All posts by sharonsto

Big Data – Midterm Review

Midterm review
Last week, we presented our goals and questions for the semester in the DPSI Midterm review event. It was great to hear about the focus of other groups – some of them struggling with very different questions than ours and others working on surprisingly similar things. We exchanged thoughts and ideas with other members of the community.
A puzzle to solve
To help envision the problems we are dealing with, we shared a few examples of de-identification problems and their implications:
(1) EdX and Completion rate
When researchers began analyzing the completion rate of EdX courses they began noticing that the annonmyzed dataset presented with very different statistics when compared with the original dataset. The completion rate showed a significant drop when the data was anonymized. When digging into this, it became evident that observations of  many of those who actually completed courses was dropped from the anonmyzized dataset. This is because the characteristics of a person who signed up for a course once and never went back to the page again were drastically different than those of a person who signed up, watched every lecture, and did every problem set. With so much identifying information, such observations were frequently dropped, even though these individuals were much more likely to finish a course. Analysis on the annonymized dataset was therefore useless.

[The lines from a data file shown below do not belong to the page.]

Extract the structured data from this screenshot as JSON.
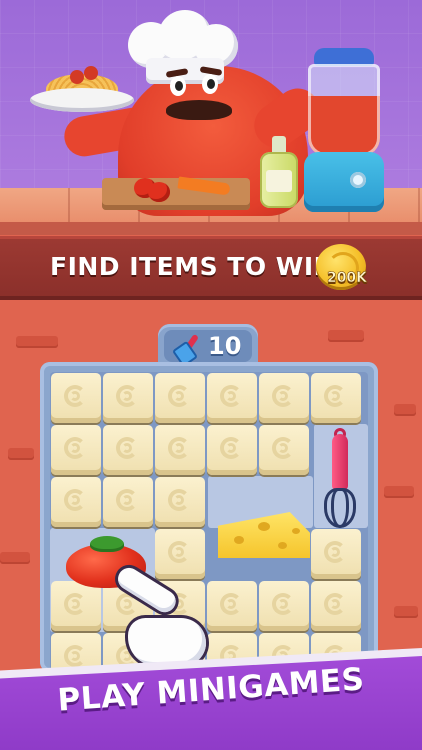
{
  "banner": {
    "text": "FIND ITEMS TO WIN:",
    "reward_amount": "200K",
    "reward_icon": "gold-coin-icon"
  },
  "moves_counter": {
    "icon": "spatula-icon",
    "value": "10"
  },
  "board": {
    "found_items": [
      "tomato",
      "cheese",
      "whisk"
    ]
  },
  "cta": {
    "text": "PLAY MINIGAMES"
  },
  "colors": {
    "banner": "#8a2f2a",
    "scene_wall": "#a87ade",
    "board_frame": "#8ba6cd",
    "cta_purple": "#9b45d2",
    "tile": "#f5e6bb"
  }
}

(1) Google Ads and users behavior 
While interning at Google this summer, Olivia, a member of our Big Data group, ran into a peculiar problem. In her role as a data scientist, she was trying to understand whether people who saw Google Ads were more likely to conduct search on ad-related queries. Since Olivia was an intern and was not allowed to see user’s individual search information, she received a dataset in aggregated form, which summed up interactions by user. When she ran the analysis she saw some strange results – it seemed like people who saw ads were somehow less likely to perform ad-related queries. Since she believed such results were suspicious she raised those concerns, and her supervisor ran the analysis on the original dataset. The results were radically different, and as expected showed that users who saw ads were much more likely to run ad-related queries. Why did this happen? It seemed like users who watched ads for a few seconds were very different from users who watched ads for a few minutes, but that richness of the data disappeared in aggregated form. You could no longer distinguish between a user who saw many ads for a second and a user who saw an ad for a minute. This drastically changed the results and rendered the anonomyzed dataset useless for such purpose.
 
What’s up next
We now officially have a de-identified dataset to work with, along with some of the documentation around how it was de-identified. The coders in the group will begin examining it and playing with the code.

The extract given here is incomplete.